Plaintiffs also contend Citi engaged in unlawful business practices by breaching its obligations under the TPP agreement and selling plaintiffs’ home at a foreclosure auction. “An action is unlawful under the UCL and independently actionable if it constitutes a violation of another law, `be it civil or criminal, federal, state, or municipal, statutory, regulatory, or court-made.'” Cooksey v. Select Portfolio Servicing, Inc., Civ. No. 2:14-1237 KJM KJN, 2014 WL 4662015, at *7 (E.D. Cal. Sept. 18, 2014); see also McKell v. Wash. Mut., Inc., 142 Cal. App. 4th 1457, 1474-75 (2d Dist. 2006) (“By extending to business acts or practices which are `unlawful,’ `the UCL permits violations of other laws to be treated as unfair competition that is independently actionable.'” (citation omitted)). Given that plaintiffs have established a genuine dispute of material fact regarding Citi’s breach of contract, promissory estoppel, and wrongful foreclosure, plaintiffs have also established a dispute regarding Citi’s unlawful business acts or practices under the UCL.

Accordingly, the court will deny Citi’s motion for summary judgment on plaintiffs’ UCL claim.

G. Punitive Damages

Plaintiffs seek punitive damages with respect to their claims for fraud and unlawful business practices under the UCL. (FAC at 19-20.) Citi moves for summary judgment on the ground that plaintiffs are not entitled to punitive damages as a matter of law. (Citi’s Mot. at 22.)

Pursuant to California Civil Code section 3294, a plaintiff may recover punitive damages “[i]n an action for the breach of an obligation not arising from contract, where it is proven by clear and convincing evidence that the defendant has been guilty of oppression, fraud, or malice.” Cal. Civ. Code § 3294(a). Punitive damages are “for the sake of example and by way of punishing the defendant.” Id. Subsection (c) defines fraud as “an intentional misrepresentation, deceit, or concealment of a material fact known to the defendant with the intention on the part of the defendant of thereby depriving a person of property or legal rights or otherwise causing injury.” Id. § 3294(c).
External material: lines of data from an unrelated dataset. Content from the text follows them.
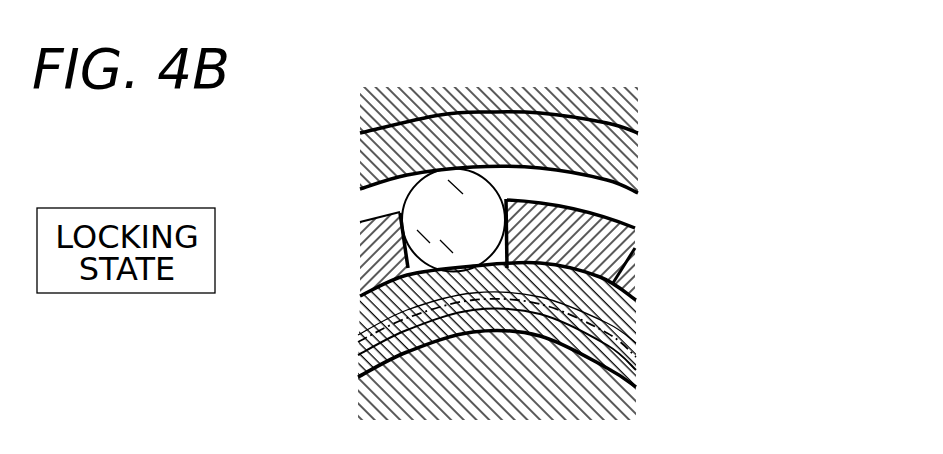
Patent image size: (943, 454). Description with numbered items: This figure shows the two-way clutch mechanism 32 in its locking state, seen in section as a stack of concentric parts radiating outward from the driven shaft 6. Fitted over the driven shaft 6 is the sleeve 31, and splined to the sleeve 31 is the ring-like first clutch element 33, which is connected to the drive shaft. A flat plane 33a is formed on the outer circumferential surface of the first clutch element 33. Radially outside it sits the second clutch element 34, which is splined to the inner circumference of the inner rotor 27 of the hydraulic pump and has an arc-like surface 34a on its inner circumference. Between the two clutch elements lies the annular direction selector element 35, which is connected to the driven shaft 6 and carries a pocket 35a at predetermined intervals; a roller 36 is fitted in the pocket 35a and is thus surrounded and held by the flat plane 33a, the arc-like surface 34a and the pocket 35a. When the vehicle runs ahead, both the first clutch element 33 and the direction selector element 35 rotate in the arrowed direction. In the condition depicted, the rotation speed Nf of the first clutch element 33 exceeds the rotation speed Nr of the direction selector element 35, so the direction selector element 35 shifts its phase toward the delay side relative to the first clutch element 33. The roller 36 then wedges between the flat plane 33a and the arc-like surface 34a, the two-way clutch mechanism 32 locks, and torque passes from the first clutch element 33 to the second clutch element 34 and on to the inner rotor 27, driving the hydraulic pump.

The inner rotor 27 is at (437, 100).
The second clutch element 34 is at (358, 165).
The arc-like surface 34a is at (384, 187).
The direction selector element 35 is at (372, 260).
The pocket 35a is at (496, 214).
The roller 36 is at (458, 236).
The first clutch element 33 is at (372, 311).
The flat plane 33a is at (543, 267).
The sleeve 31 is at (362, 357).
The driven shaft 6 is at (502, 398).
The two-way clutch mechanism 32 is at (662, 150).
The rotation speed of the direction selector element Nr is at (647, 268).
The rotation speed of the first clutch element Nf is at (633, 313).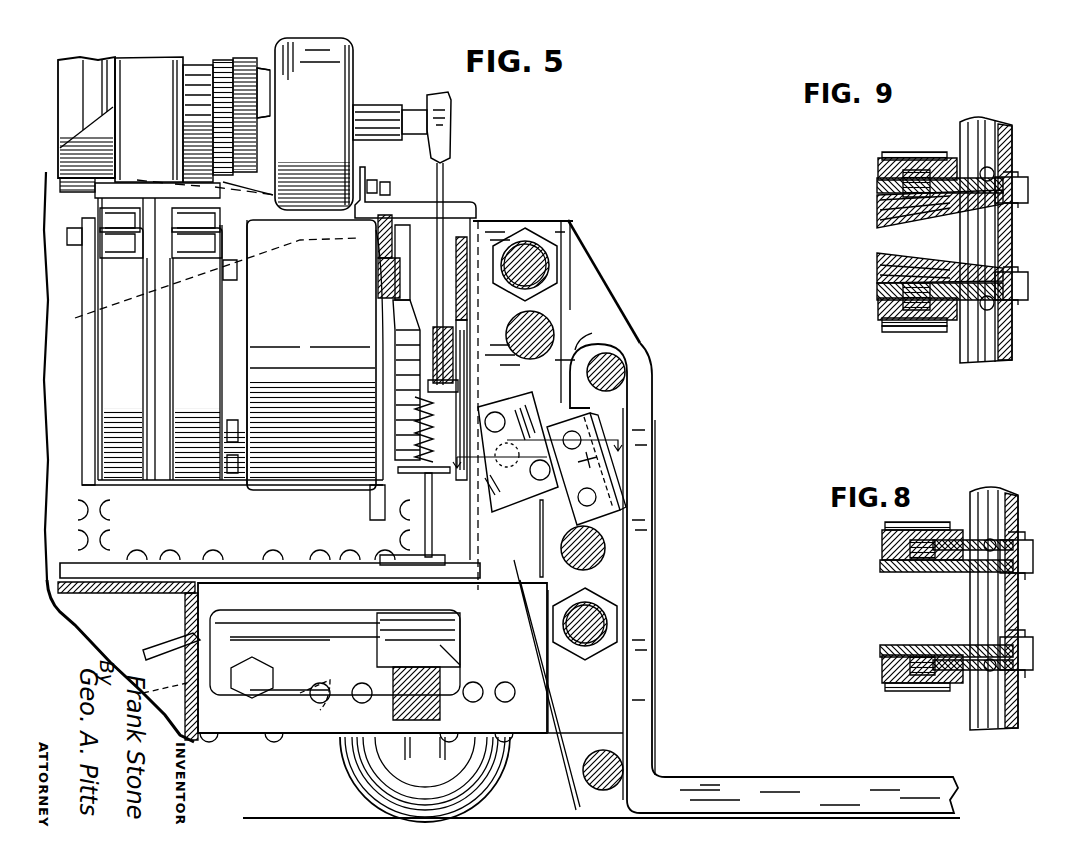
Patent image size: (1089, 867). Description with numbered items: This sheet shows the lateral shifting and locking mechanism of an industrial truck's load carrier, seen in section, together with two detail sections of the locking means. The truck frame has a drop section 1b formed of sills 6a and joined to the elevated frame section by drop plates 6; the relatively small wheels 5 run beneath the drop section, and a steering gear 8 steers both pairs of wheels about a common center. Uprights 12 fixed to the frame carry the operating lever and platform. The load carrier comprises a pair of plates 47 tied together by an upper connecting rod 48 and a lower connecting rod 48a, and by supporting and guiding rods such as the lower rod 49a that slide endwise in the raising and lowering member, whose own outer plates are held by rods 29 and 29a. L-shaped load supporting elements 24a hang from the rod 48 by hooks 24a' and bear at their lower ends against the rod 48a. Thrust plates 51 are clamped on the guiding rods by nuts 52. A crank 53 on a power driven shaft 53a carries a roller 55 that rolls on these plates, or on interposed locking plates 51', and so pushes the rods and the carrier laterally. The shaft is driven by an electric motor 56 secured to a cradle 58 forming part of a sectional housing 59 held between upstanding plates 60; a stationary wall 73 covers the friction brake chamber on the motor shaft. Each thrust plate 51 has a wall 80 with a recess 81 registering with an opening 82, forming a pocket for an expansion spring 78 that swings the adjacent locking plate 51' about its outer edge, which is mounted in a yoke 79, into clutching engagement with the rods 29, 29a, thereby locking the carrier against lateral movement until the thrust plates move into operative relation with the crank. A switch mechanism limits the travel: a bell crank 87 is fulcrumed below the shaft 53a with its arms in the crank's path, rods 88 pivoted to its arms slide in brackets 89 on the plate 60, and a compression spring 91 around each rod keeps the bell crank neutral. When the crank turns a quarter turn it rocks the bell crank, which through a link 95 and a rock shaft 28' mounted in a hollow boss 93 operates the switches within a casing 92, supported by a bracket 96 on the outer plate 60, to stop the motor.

In FIG. 5, the drop section 1b is at (240, 737).
In FIG. 5, the relatively small wheels 5 is at (332, 782).
In FIG. 5, the drop plates 6 is at (45, 368).
In FIG. 5, the sills 6a is at (68, 614).
In FIG. 5, the steering gear 8 is at (158, 630).
In FIG. 5, the uprights 12 is at (500, 232).
In FIG. 9, the uprights 12 is at (912, 152).
In FIG. 5, the load supporting elements 24a is at (810, 771).
In FIG. 5, the hooks 24a' is at (619, 321).
In FIG. 5, the rock shaft 28' is at (426, 113).
In FIG. 5, the rod 29 is at (560, 330).
In FIG. 5, the rod 29a is at (605, 545).
In FIG. 9, the rod 29a is at (980, 352).
In FIG. 8, the rod 29a is at (1005, 492).
In FIG. 5, the plates 47 is at (593, 263).
In FIG. 5, the upper connecting rod 48 is at (622, 360).
In FIG. 5, the lower connecting rod 48a is at (585, 773).
In FIG. 5, the lower supporting and guiding rod 49a is at (600, 610).
In FIG. 5, the thrust plates 51 is at (568, 293).
In FIG. 9, the thrust plates 51 is at (940, 238).
In FIG. 8, the thrust plates 51 is at (973, 602).
In FIG. 9, the locking plates 51' is at (917, 236).
In FIG. 8, the locking plates 51' is at (932, 608).
In FIG. 5, the nuts 52 is at (528, 235).
In FIG. 5, the crank 53 is at (378, 297).
In FIG. 5, the power driven shaft 53a is at (373, 333).
In FIG. 5, the roller 55 is at (460, 235).
In FIG. 5, the electric motor 56 is at (58, 110).
In FIG. 5, the cradle 58 is at (70, 190).
In FIG. 5, the sectional housing 59 is at (198, 492).
In FIG. 5, the upstanding plates 60 is at (100, 492).
In FIG. 5, the stationary wall 73 is at (262, 150).
In FIG. 9, the springs 78 is at (912, 212).
In FIG. 5, the yokes 79 is at (628, 480).
In FIG. 9, the yokes 79 is at (1030, 186).
In FIG. 8, the yokes 79 is at (1036, 558).
In FIG. 5, the wall 80 is at (507, 412).
In FIG. 9, the wall 80 is at (878, 162).
In FIG. 8, the wall 80 is at (882, 546).
In FIG. 9, the recess 81 is at (903, 328).
In FIG. 8, the recess 81 is at (920, 526).
In FIG. 9, the opening 82 is at (903, 184).
In FIG. 5, the bell crank 87 is at (455, 375).
In FIG. 5, the rods 88 is at (430, 548).
In FIG. 5, the brackets 89 is at (438, 478).
In FIG. 5, the compression spring 91 is at (433, 440).
In FIG. 5, the casing 92 is at (314, 124).
In FIG. 5, the hollow boss 93 is at (368, 106).
In FIG. 5, the link 95 is at (436, 176).
In FIG. 5, the bracket 96 is at (364, 170).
Given that the court has already found a genuine issue of material fact regarding Citi’s fraudulent conduct, the court must deny Citi’s motion for summary judgment on plaintiffs’ punitive damages request and leave it for a jury to determine whether Citi’s actions reach the requisite level of intent.

IT IS THEREFORE ORDERED that Citi’s motion for summary judgment (Docket No. 72) be, and the same hereby is, GRANTED on plaintiffs’ intentional infliction of emotional distress claim and promissory estoppel claim as to any alleged oral promises, and DENIED in all other respects.

[1] Citi also contends plaintiffs should not be permitted to present any oral argument and that the court should deem Citi’s material facts set forth in its separate statement as undisputed because plaintiffs’ opposition was untimely. (Citi’s Reply at 1 n.1 (Docket No. 77).) Plaintiffs were required to file their opposition by midnight on August 8, 2016 and they instead filed at 5:48 a.m. on August 9, 2016. The court will not decide this motion for summary judgment based on such a procedural technicality.

[2] Freddie Mac servicers are required to comply with the Department of the Treasury’s Supplemental Directives. (See Pls.’ RJN Ex. D at 1.) Citi serviced plaintiffs’ loan on behalf of Freddie Mac.